What she can do is choose the kind of life she wants. She can, if she doesn’t want to become a devout follower of the Church of Closed Doors, evaluate as part of the decisions she makes what impact a potential new mate will have on her existing mates. She can say “I like Bob; I enjoy Bob’s company; but I don’t want to spend the rest of my life closing doors and policing my partners, so if Bob doesn’t fit well in my life, I will make another choice. I can develop a friendship with Bob that honors and respects the connection between us, without being involved in a relationship with him. I can choose relationships with people who complement my life and each other’s…even if they’re not actually involved in romantic relationships with each other. I can build a life without doors and walls.”
There are disadvantages to this approach.
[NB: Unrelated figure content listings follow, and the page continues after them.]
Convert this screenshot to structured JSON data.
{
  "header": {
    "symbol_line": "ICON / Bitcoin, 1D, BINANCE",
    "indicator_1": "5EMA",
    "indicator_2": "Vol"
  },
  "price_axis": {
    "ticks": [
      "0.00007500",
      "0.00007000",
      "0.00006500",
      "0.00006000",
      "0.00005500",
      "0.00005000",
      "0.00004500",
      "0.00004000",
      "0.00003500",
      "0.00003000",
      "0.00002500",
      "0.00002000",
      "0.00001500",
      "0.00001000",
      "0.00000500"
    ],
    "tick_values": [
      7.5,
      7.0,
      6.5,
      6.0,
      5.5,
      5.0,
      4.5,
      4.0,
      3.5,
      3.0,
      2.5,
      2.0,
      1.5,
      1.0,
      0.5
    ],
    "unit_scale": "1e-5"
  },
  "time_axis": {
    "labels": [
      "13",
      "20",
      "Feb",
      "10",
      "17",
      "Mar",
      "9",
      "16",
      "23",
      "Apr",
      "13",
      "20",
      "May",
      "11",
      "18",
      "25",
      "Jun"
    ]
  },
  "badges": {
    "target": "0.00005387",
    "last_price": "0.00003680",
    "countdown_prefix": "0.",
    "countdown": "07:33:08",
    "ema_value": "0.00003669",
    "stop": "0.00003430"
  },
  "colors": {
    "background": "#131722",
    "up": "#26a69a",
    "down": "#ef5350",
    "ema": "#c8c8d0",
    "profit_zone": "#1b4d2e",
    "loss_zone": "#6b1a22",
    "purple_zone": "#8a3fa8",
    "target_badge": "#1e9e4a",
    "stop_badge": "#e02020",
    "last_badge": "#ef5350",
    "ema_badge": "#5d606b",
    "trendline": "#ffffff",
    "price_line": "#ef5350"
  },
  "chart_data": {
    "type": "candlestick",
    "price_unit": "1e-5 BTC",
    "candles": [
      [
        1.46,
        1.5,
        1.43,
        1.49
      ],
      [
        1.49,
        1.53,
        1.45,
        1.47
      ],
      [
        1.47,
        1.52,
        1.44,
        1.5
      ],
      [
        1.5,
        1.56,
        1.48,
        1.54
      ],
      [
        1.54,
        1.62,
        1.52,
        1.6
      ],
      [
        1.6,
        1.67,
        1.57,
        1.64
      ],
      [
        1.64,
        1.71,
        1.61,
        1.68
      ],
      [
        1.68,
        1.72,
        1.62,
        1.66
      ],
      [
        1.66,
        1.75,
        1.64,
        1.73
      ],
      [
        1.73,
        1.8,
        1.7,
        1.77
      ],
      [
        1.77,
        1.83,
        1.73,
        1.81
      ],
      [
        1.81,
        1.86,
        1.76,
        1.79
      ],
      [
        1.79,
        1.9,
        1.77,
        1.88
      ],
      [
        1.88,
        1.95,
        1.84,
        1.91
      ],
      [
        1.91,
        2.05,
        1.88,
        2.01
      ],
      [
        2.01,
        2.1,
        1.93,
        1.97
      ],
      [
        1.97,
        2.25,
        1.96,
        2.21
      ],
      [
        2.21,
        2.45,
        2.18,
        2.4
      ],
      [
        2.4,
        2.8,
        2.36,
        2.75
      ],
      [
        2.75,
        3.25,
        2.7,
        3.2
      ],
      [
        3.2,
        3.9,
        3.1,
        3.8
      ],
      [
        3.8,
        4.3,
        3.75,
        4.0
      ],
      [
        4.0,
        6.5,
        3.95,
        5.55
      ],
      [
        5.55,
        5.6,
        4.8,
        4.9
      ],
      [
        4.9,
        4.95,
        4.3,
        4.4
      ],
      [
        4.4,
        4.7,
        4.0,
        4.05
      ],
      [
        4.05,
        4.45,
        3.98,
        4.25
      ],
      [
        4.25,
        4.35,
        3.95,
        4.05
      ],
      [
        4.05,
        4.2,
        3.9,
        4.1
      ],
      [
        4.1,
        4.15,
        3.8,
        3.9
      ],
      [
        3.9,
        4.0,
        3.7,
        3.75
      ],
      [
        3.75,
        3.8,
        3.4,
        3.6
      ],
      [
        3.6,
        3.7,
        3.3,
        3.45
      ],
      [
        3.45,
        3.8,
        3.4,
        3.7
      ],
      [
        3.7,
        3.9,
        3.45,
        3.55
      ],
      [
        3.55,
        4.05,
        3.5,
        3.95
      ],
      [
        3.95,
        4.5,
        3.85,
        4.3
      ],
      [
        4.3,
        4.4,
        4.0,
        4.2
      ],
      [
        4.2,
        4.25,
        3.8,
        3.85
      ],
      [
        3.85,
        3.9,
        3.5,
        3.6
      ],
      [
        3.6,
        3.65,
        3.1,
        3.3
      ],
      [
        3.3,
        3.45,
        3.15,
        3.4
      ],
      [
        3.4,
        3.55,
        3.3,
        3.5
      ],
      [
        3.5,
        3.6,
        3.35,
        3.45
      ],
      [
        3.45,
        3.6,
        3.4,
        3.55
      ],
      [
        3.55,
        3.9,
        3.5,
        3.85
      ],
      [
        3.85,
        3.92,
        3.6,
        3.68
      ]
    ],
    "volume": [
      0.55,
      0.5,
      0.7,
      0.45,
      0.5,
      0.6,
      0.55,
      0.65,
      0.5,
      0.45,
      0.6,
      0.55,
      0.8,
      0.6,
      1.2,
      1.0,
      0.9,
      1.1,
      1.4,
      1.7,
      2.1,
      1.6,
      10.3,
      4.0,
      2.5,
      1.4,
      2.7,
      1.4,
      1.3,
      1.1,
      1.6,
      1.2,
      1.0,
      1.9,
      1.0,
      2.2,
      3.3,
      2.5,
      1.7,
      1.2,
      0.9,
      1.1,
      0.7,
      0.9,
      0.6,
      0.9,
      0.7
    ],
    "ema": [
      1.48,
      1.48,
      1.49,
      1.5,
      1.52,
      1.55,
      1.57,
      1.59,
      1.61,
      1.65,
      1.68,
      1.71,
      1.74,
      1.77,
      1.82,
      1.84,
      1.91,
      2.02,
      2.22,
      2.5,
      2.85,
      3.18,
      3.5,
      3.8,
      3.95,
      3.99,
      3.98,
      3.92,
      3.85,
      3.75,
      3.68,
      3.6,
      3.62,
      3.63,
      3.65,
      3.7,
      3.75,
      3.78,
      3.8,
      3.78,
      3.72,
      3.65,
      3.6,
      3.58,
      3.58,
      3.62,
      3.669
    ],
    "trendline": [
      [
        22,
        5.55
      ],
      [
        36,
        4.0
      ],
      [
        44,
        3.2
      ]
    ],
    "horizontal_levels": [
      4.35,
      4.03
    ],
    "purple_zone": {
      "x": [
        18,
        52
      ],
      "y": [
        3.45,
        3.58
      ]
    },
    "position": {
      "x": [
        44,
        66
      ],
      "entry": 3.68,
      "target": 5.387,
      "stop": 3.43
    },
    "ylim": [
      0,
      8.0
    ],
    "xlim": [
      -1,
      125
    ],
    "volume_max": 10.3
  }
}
One may, from time to time, have to pass up the opportunity to sleep with someone one wants to sleep with. One may not be able to pursue every opportunity that presents itself. But in a world of six billion people, we have to make choices anyway; and love is abundant. There is no need to date whoever will have you.
The benefit to a life without doors and walls seems opaque to some people I’ve spoken with. I can’t rightly comprehend that, because it seems obvious to me. It means less headache and less hassle. It means less worrying, less policing one’s thoughts and deeds. I am very fortunate to have found in Shelly, and in my other sweeties, people who understand this intuitively. And I am fortunate in that there are certain things I do not have to worry about. I never have to worry about Shelly’s other partners; I can trust implicitly that when she chooses to open herself to other partners, she will make those choices in ways that consider my needs as well.
The benefits are wonderful. She has chosen other partners who have become friends of mine as well–people who add value to my life, even though I am not romantically or sexually linked to them. Relationships like this–relationships chosen to complement one another, not be separated from one another–are not zero-sum. Everyone benefits; when she chooses another partner, my life is enriched by it as well, and vice versa.